I want more details.
This reminds me of a bit of information at the Badlands visitor center, saying that the Lakota had ruled their area for a hundred years (prior to being forced onto reservations) because they had adapted quickly to using the horses brought by the Spanish, pushing out other tribes.
We should have learned more about the history of native peoples prior to direct conflict with Europeans. It's quite interesting.
"Is this our hoo-tel?" asks Mr. P.
"This is gonna be a good hoo-tel, I just know it," he says after I answer, yes.
And how does he know? "Because, look. It has flowers, and a 7 on the door. It's beautiful."
The Blackfeet Nation is starting their annual four day festival. Tepees, cars, RVs, and unleashed dogs fill up a big lot at the edge of town.
We drove silly far for dinner, but it was good. And ended with pie.
A sliver of a moon is up, the kids are fast asleep in the back, and we are driving back into Browning for the night. We open our windows as we approach the pow-wow lot, wondering what we'll hear.
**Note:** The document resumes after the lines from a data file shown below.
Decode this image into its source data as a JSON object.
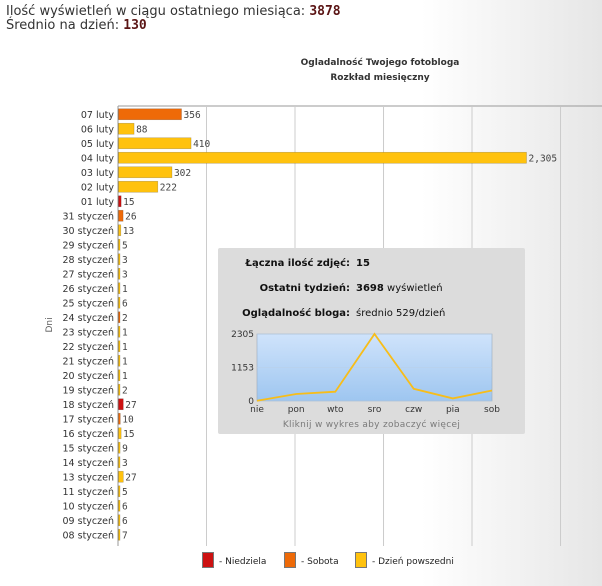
{
  "stats": {
    "views_label": "Ilość wyświetleń w ciągu ostatniego miesiąca:",
    "views_value": "3878",
    "avg_label": "Średnio na dzień:",
    "avg_value": "130"
  },
  "colors": {
    "sunday": "#cc1111",
    "saturday": "#ee6a08",
    "weekday": "#ffc20e",
    "stat_value": "#5a1414",
    "grid": "#cccccc"
  },
  "chart_data": {
    "type": "bar",
    "orientation": "horizontal",
    "title": "Ogladalność Twojego fotobloga",
    "subtitle": "Rozkład miesięczny",
    "ylabel": "Dni",
    "xlim": [
      0,
      2760
    ],
    "grid": true,
    "categories": [
      "07 luty",
      "06 luty",
      "05 luty",
      "04 luty",
      "03 luty",
      "02 luty",
      "01 luty",
      "31 styczeń",
      "30 styczeń",
      "29 styczeń",
      "28 styczeń",
      "27 styczeń",
      "26 styczeń",
      "25 styczeń",
      "24 styczeń",
      "23 styczeń",
      "22 styczeń",
      "21 styczeń",
      "20 styczeń",
      "19 styczeń",
      "18 styczeń",
      "17 styczeń",
      "16 styczeń",
      "15 styczeń",
      "14 styczeń",
      "13 styczeń",
      "11 styczeń",
      "10 styczeń",
      "09 styczeń",
      "08 styczeń"
    ],
    "values": [
      356,
      88,
      410,
      2305,
      302,
      222,
      15,
      26,
      13,
      5,
      3,
      3,
      1,
      6,
      2,
      1,
      1,
      1,
      1,
      2,
      27,
      10,
      15,
      9,
      3,
      27,
      5,
      6,
      6,
      7
    ],
    "value_labels": [
      "356",
      "88",
      "410",
      "2,305",
      "302",
      "222",
      "15",
      "26",
      "13",
      "5",
      "3",
      "3",
      "1",
      "6",
      "2",
      "1",
      "1",
      "1",
      "1",
      "2",
      "27",
      "10",
      "15",
      "9",
      "3",
      "27",
      "5",
      "6",
      "6",
      "7"
    ],
    "day_type": [
      "saturday",
      "weekday",
      "weekday",
      "weekday",
      "weekday",
      "weekday",
      "sunday",
      "saturday",
      "weekday",
      "weekday",
      "weekday",
      "weekday",
      "weekday",
      "weekday",
      "saturday",
      "weekday",
      "weekday",
      "weekday",
      "weekday",
      "weekday",
      "sunday",
      "saturday",
      "weekday",
      "weekday",
      "weekday",
      "weekday",
      "weekday",
      "weekday",
      "weekday",
      "weekday"
    ],
    "legend": [
      {
        "key": "sunday",
        "label": "- Niedziela"
      },
      {
        "key": "saturday",
        "label": "- Sobota"
      },
      {
        "key": "weekday",
        "label": "- Dzień powszedni"
      }
    ]
  },
  "info": {
    "photos_label": "Łączna ilość zdjęć:",
    "photos_value": "15",
    "week_label": "Ostatni tydzień:",
    "week_value": "3698",
    "week_unit": "wyświetleń",
    "blog_label": "Oglądalność bloga:",
    "blog_value": "średnio 529/dzień",
    "mini_chart": {
      "type": "area",
      "categories": [
        "nie",
        "pon",
        "wto",
        "sro",
        "czw",
        "pia",
        "sob"
      ],
      "values": [
        10,
        240,
        320,
        2305,
        420,
        90,
        360
      ],
      "y_ticks": [
        "0",
        "1153",
        "2305"
      ],
      "ylim": [
        0,
        2305
      ],
      "caption": "Kliknij w wykres aby zobaczyć więcej"
    }
  }
}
A hint of drums grows louder and we realize it's modern pop music fueling a small dance party on an open-air floor. Further down the lot, in the thick of the tepees, are the sounds of singing and drumming you'd expect. In the twilight a woman sits in front of her tepee with a child, another face looks out the round door hole. A group of young men heads purposefully off into town. Sirens bleep from somewhere down the block and we look carefully for street dogs as we make our way back to the hoo-tel.